By Spencer Ackerman
November 8, 2013
As soon as the Obama administration reaches an anticipated deal with Iran over its nuclear program, it will face a new challenge that threatens to strangle the accord in its crib: the inevitable attempts on Capitol Hill to impose new economic sanctions on Tehran.
Expectations are high in Washington that John Kerry, the secretary of state, will announce a limited, short-term deal with Iran, following his unexpected arrival in Geneva on Friday to participate in negotiations.

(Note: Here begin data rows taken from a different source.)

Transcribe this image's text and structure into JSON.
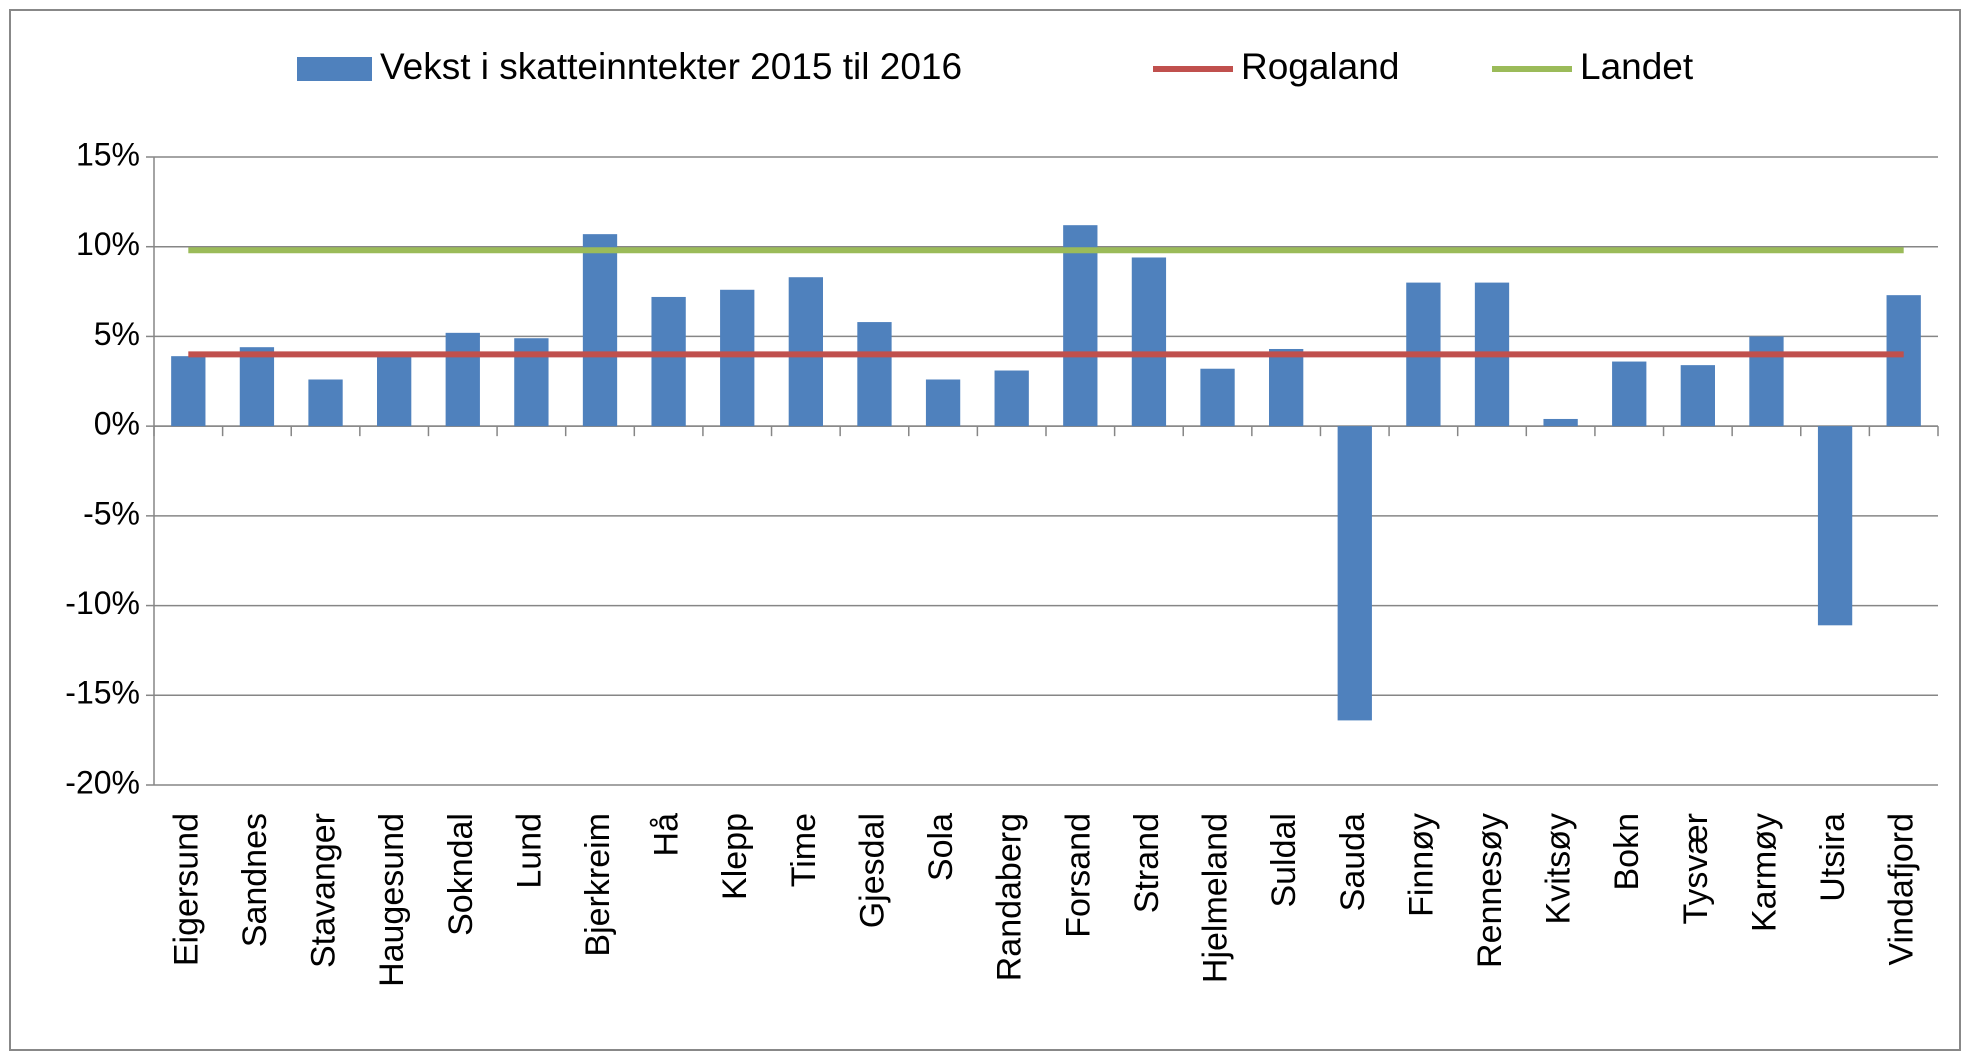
{
  "chart_data": {
    "type": "bar",
    "categories": [
      "Eigersund",
      "Sandnes",
      "Stavanger",
      "Haugesund",
      "Sokndal",
      "Lund",
      "Bjerkreim",
      "Hå",
      "Klepp",
      "Time",
      "Gjesdal",
      "Sola",
      "Randaberg",
      "Forsand",
      "Strand",
      "Hjelmeland",
      "Suldal",
      "Sauda",
      "Finnøy",
      "Rennesøy",
      "Kvitsøy",
      "Bokn",
      "Tysvær",
      "Karmøy",
      "Utsira",
      "Vindafjord"
    ],
    "series": [
      {
        "name": "Vekst i skatteinntekter 2015 til 2016",
        "type": "bar",
        "color": "#4f81bd",
        "values": [
          3.9,
          4.4,
          2.6,
          4.0,
          5.2,
          4.9,
          10.7,
          7.2,
          7.6,
          8.3,
          5.8,
          2.6,
          3.1,
          11.2,
          9.4,
          3.2,
          4.3,
          -16.4,
          8.0,
          8.0,
          0.4,
          3.6,
          3.4,
          5.0,
          -11.1,
          7.3
        ]
      },
      {
        "name": "Rogaland",
        "type": "line",
        "color": "#c0504d",
        "values": [
          4.0,
          4.0,
          4.0,
          4.0,
          4.0,
          4.0,
          4.0,
          4.0,
          4.0,
          4.0,
          4.0,
          4.0,
          4.0,
          4.0,
          4.0,
          4.0,
          4.0,
          4.0,
          4.0,
          4.0,
          4.0,
          4.0,
          4.0,
          4.0,
          4.0,
          4.0
        ]
      },
      {
        "name": "Landet",
        "type": "line",
        "color": "#9bbb59",
        "values": [
          9.8,
          9.8,
          9.8,
          9.8,
          9.8,
          9.8,
          9.8,
          9.8,
          9.8,
          9.8,
          9.8,
          9.8,
          9.8,
          9.8,
          9.8,
          9.8,
          9.8,
          9.8,
          9.8,
          9.8,
          9.8,
          9.8,
          9.8,
          9.8,
          9.8,
          9.8
        ]
      }
    ],
    "ylim": [
      -20,
      15
    ],
    "yticks": [
      {
        "value": -20,
        "label": "-20%"
      },
      {
        "value": -15,
        "label": "-15%"
      },
      {
        "value": -10,
        "label": "-10%"
      },
      {
        "value": -5,
        "label": "-5%"
      },
      {
        "value": 0,
        "label": "0%"
      },
      {
        "value": 5,
        "label": "5%"
      },
      {
        "value": 10,
        "label": "10%"
      },
      {
        "value": 15,
        "label": "15%"
      }
    ],
    "grid": true,
    "legend": "top"
  }
}
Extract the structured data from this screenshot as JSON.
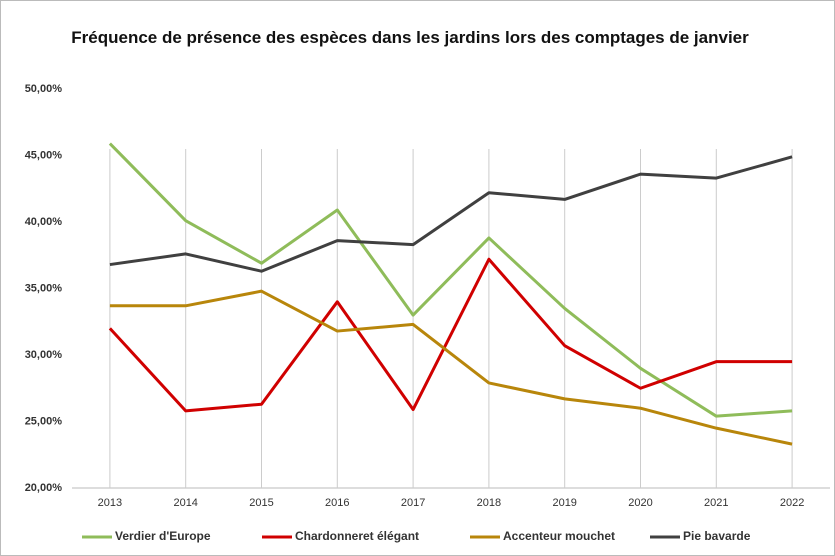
{
  "chart_data": {
    "type": "line",
    "title": "Fréquence de présence des espèces dans les jardins lors des comptages de janvier",
    "categories": [
      "2013",
      "2014",
      "2015",
      "2016",
      "2017",
      "2018",
      "2019",
      "2020",
      "2021",
      "2022"
    ],
    "series": [
      {
        "name": "Verdier d'Europe",
        "color": "#8fbc5a",
        "values": [
          45.9,
          40.1,
          36.9,
          40.9,
          33.0,
          38.8,
          33.5,
          29.0,
          25.4,
          25.8
        ]
      },
      {
        "name": "Chardonneret élégant",
        "color": "#d00000",
        "values": [
          32.0,
          25.8,
          26.3,
          34.0,
          25.9,
          37.2,
          30.7,
          27.5,
          29.5,
          29.5
        ]
      },
      {
        "name": "Accenteur mouchet",
        "color": "#b8860b",
        "values": [
          33.7,
          33.7,
          34.8,
          31.8,
          32.3,
          27.9,
          26.7,
          26.0,
          24.5,
          23.3
        ]
      },
      {
        "name": "Pie bavarde",
        "color": "#404040",
        "values": [
          36.8,
          37.6,
          36.3,
          38.6,
          38.3,
          42.2,
          41.7,
          43.6,
          43.3,
          44.9
        ]
      }
    ],
    "ylim": [
      20,
      50
    ],
    "yticks": [
      {
        "value": 20,
        "label": "20,00%"
      },
      {
        "value": 25,
        "label": "25,00%"
      },
      {
        "value": 30,
        "label": "30,00%"
      },
      {
        "value": 35,
        "label": "35,00%"
      },
      {
        "value": 40,
        "label": "40,00%"
      },
      {
        "value": 45,
        "label": "45,00%"
      },
      {
        "value": 50,
        "label": "50,00%"
      }
    ],
    "grid": true,
    "legend": "bottom"
  }
}
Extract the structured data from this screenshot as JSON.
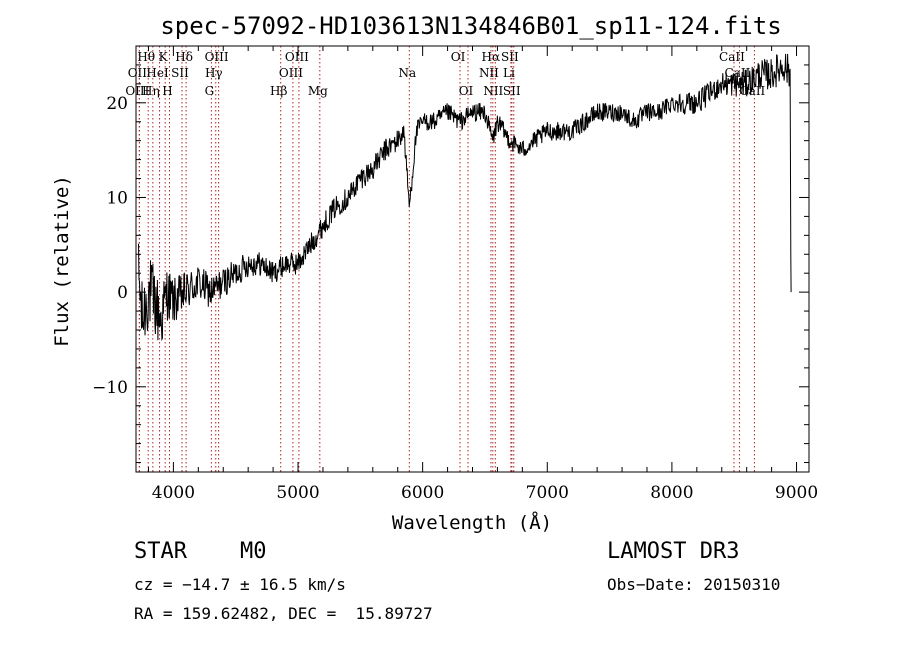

Yet the White House was quick to say that it is resolved to “protecting the broader architecture of the sanctions program,” as deputy press secretary Josh Earnest put it on Friday.
Unless Kerry can persuade Tehran to freeze all its enrichment activity before an interim deal, nuclear experts say, bipartisan congressional opponents of Iran will rapidly push to expand the sanctions regime. Iran wants the sanctions removed, and may consider an expansion of them a sign of America’s bad faith in advance of the longer-term deal both sides say they want.
The Senate, filled with Iran hawks, has multiple opportunities to expand the sanctions regime as early as Monday. One is a package of new sanctions in the Senate banking committee that chairman Tim Johnson, a South Dakota Democrat, said Thursday he will pursue after “the Geneva meeting is over with.”